Mención especial merece el reciente Protocolo de Nagoya (PdeN), enfocado al acceso justo y equitativo de los beneficios derivados del uso de los recursos genéticos. El protocolo es resultado de siete años de negociaciones y resulta estratégico para los países considerados biológicamente megadiversos: Perú, Australia, Malasia y México. Las tesis del PdeN han sido consideradas, pero son rechazadas por Estados Unidos. Algo similar ocurre con el caso de las pesquerías marinas, donde los acuerdos impulsados por la FAO para detener el notable deterioro de los recursos pesqueros fuertemente disminuidos por la sobrexplotación no alcanzan consenso entre las partes.
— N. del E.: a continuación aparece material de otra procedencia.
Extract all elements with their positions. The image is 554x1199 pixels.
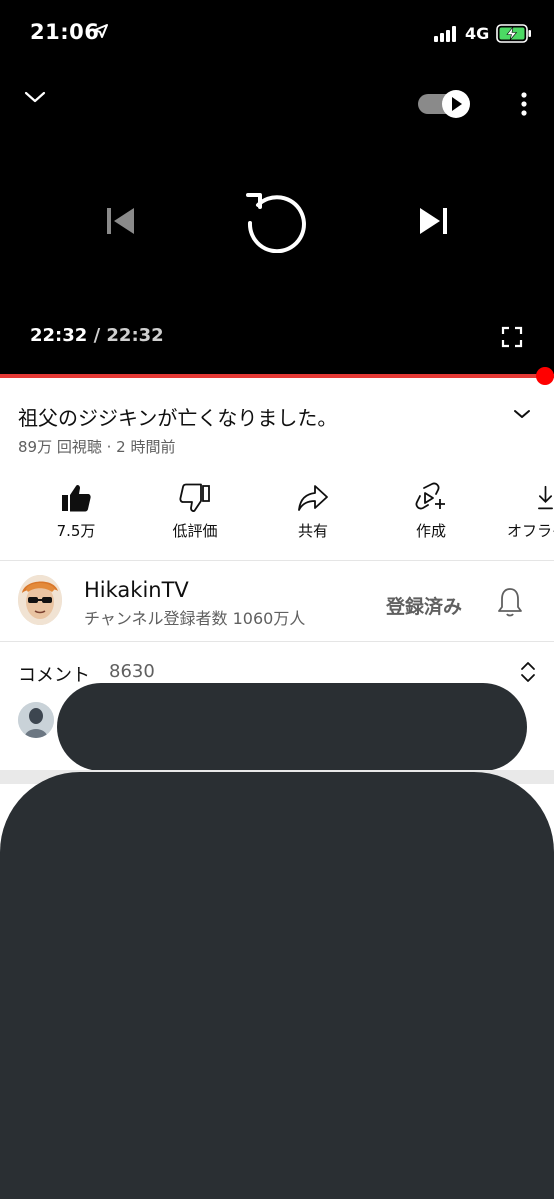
location-arrow-icon: [94, 24, 108, 38]
next-icon[interactable]: [418, 206, 450, 236]
autoplay-toggle[interactable]: [416, 88, 472, 120]
channel-name[interactable]: HikakinTV: [84, 578, 189, 602]
create-label: 作成: [415, 522, 446, 540]
bell-icon[interactable]: [496, 586, 524, 618]
create-icon: [415, 482, 445, 510]
download-button[interactable]: オフライ: [499, 480, 554, 541]
expand-comments-icon[interactable]: [519, 660, 537, 684]
create-button[interactable]: 作成: [381, 480, 481, 541]
redacted-panel: [0, 772, 554, 1199]
thumbs-up-icon: [62, 484, 91, 512]
video-player[interactable]: 21:06 4G 22:32 / 22:32: [0, 0, 554, 376]
divider: [0, 560, 554, 561]
current-time: 22:32: [30, 325, 88, 346]
share-label: 共有: [297, 522, 328, 540]
status-time: 21:06: [30, 20, 100, 44]
progress-bar[interactable]: [0, 374, 554, 378]
video-title[interactable]: 祖父のジジキンが亡くなりました。: [18, 402, 337, 431]
like-button[interactable]: 7.5万: [26, 480, 126, 541]
progress-scrubber[interactable]: [536, 367, 554, 385]
comments-label[interactable]: コメント: [18, 661, 90, 687]
network-label: 4G: [465, 24, 490, 43]
redacted-comment: [57, 683, 527, 771]
like-count: 7.5万: [56, 522, 96, 540]
duration: 22:32: [106, 325, 164, 346]
time-separator: /: [87, 325, 107, 346]
fullscreen-icon[interactable]: [501, 326, 523, 348]
status-bar: 21:06 4G: [0, 0, 554, 64]
share-icon: [298, 485, 328, 511]
signal-icon: [434, 26, 460, 42]
comments-count: 8630: [109, 661, 155, 682]
battery-charging-icon: [496, 24, 531, 43]
replay-icon[interactable]: [244, 189, 308, 253]
collapse-chevron-icon[interactable]: [24, 90, 46, 104]
subscribe-button[interactable]: 登録済み: [386, 592, 462, 619]
divider: [0, 641, 554, 642]
share-button[interactable]: 共有: [263, 480, 363, 541]
dislike-button[interactable]: 低評価: [145, 480, 245, 541]
dislike-label: 低評価: [172, 522, 218, 540]
download-icon: [538, 485, 553, 510]
previous-icon[interactable]: [104, 206, 136, 236]
subscriber-count: チャンネル登録者数 1060万人: [84, 609, 306, 628]
expand-description-icon[interactable]: [513, 408, 531, 420]
thumbs-down-icon: [179, 483, 210, 512]
time-readout: 22:32 / 22:32: [30, 325, 164, 346]
download-label: オフライ: [507, 522, 554, 540]
commenter-avatar: [18, 702, 54, 738]
video-meta: 89万 回視聴 · 2 時間前: [18, 438, 176, 456]
channel-avatar[interactable]: [18, 575, 62, 625]
more-options-icon[interactable]: [518, 90, 530, 118]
Finalmente, el documento es cauto o suspicaz cuando por ejemplo aclara que deja fuera de su definición de ley ambiental los temas de la seguridad y salud de los trabajadores, o el manejo de los recursos naturales por los pueblos aborígenes o indígenas, como si la naturaleza se pudiera separar del trabajo y la cultura. Igualmente, dedica muy poco a lo que es la problemática nodal: la crisis climática. Como si una ampliación del comercio, que implica el incremento de la energía fósil para el transporte de mercancías, no acelerara el efecto invernadero y agravara la ya de por sí crítica situación global.
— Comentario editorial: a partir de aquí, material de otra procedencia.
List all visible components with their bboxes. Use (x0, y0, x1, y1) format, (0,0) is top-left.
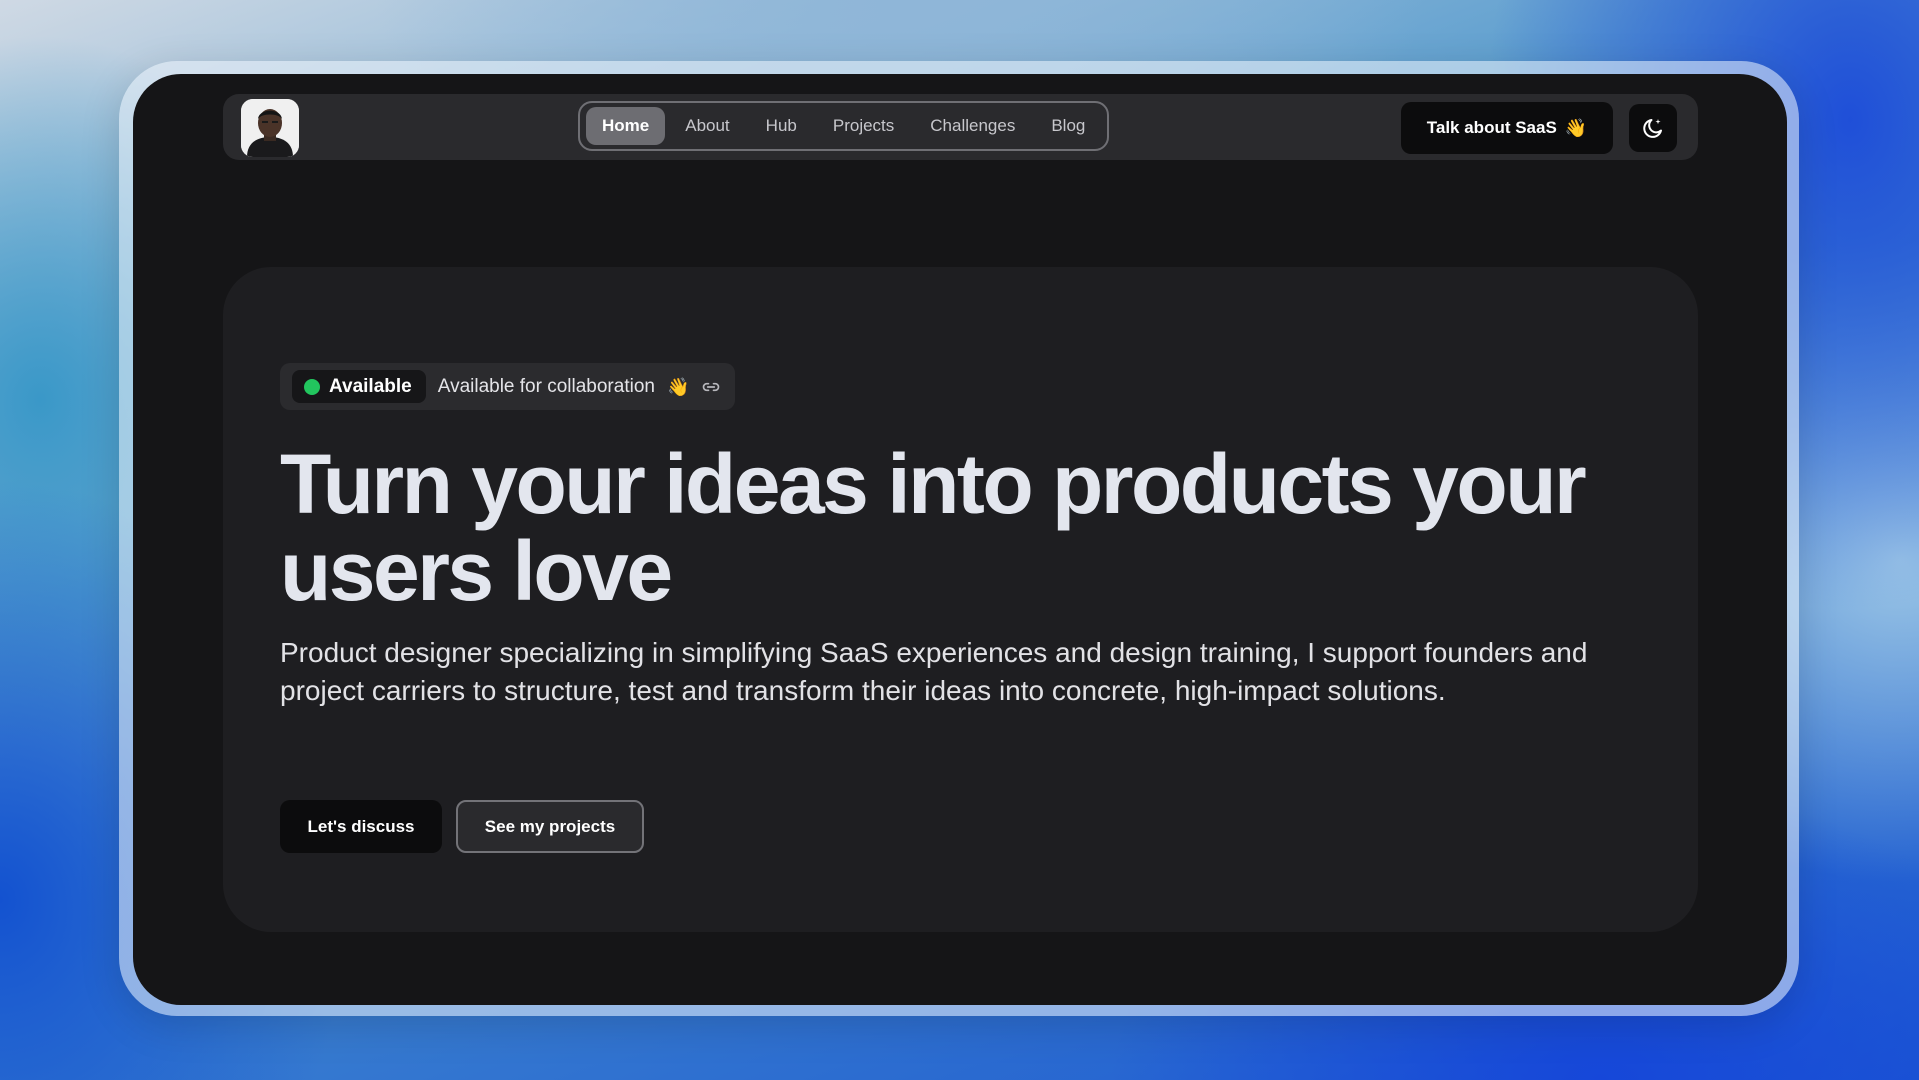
nav-item-hub[interactable]: Hub (750, 107, 813, 145)
avatar-portrait-icon (241, 99, 299, 157)
top-navbar: Home About Hub Projects Challenges Blog … (223, 94, 1698, 160)
theme-toggle-button[interactable] (1629, 104, 1677, 152)
hero-card: Available Available for collaboration 👋 … (223, 267, 1698, 932)
availability-badge[interactable]: Available Available for collaboration 👋 (280, 363, 736, 410)
hero-subtitle: Product designer specializing in simplif… (280, 637, 1588, 706)
nav-item-projects[interactable]: Projects (817, 107, 910, 145)
talk-about-saas-label: Talk about SaaS (1426, 118, 1557, 137)
nav-item-about[interactable]: About (669, 107, 745, 145)
nav-item-challenges[interactable]: Challenges (914, 107, 1031, 145)
nav-item-home[interactable]: Home (586, 107, 666, 145)
waving-hand-icon: 👋 (666, 376, 690, 397)
lets-discuss-button[interactable]: Let's discuss (280, 800, 442, 853)
avatar[interactable] (241, 99, 299, 157)
main-navigation: Home About Hub Projects Challenges Blog (578, 101, 1110, 151)
status-dot-icon (304, 378, 320, 395)
see-my-projects-button[interactable]: See my projects (456, 800, 644, 853)
hero-headline: Turn your ideas into products your users… (280, 437, 1587, 618)
moon-icon (1643, 119, 1662, 138)
waving-hand-icon: 👋 (1564, 118, 1588, 138)
nav-item-blog[interactable]: Blog (1035, 107, 1101, 145)
page-viewport: Home About Hub Projects Challenges Blog … (133, 74, 1787, 1005)
link-icon (703, 382, 720, 391)
availability-text: Available for collaboration (437, 375, 655, 397)
status-pill: Available (292, 370, 426, 403)
talk-about-saas-button[interactable]: Talk about SaaS 👋 (1401, 102, 1613, 154)
status-label: Available (329, 375, 412, 397)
El capítulo es, pues, un mar de contradicciones, paradojas, incongruencias y vaguedades. La complejidad del tema parece rebasar las capacidades de quienes han intentado lograr un documento consensuado por 12 países que, para hacerlo más complicado, presentan situaciones económicas, políticas, culturales, ambientales e históricas bastante disímbolas. Pero, sobre todo, porque se trata de hacer compatibles la necesidad urgente de tomar medidas para detener el deterioro de un planeta que se mueve hacia el desfiladero, con los deseos disfrazados u ocultos del capital encapsulados en la idea paradigmática del libre comercio. La devastación ambiental, social y cultural que hoy sufre México, por ejemplo, provino en buena medida del TLCAN, como ha sido mostrado por diversos autores. Un nuevo tratado multilateral no puede ser sino simplemente sospechoso, más aún cuando se prepara de manera secreta. Por fortuna, en dos décadas los ciudadanos del mundo hemos ensanchado, fortalecido y multiplicado los mecanismos de resistencia, y hoy resulta más difícil escamotear derechos elementales. El hecho que podamos desnudar tratados concertados entre las esferas del poder político y del poder del capital es ya una señal positiva.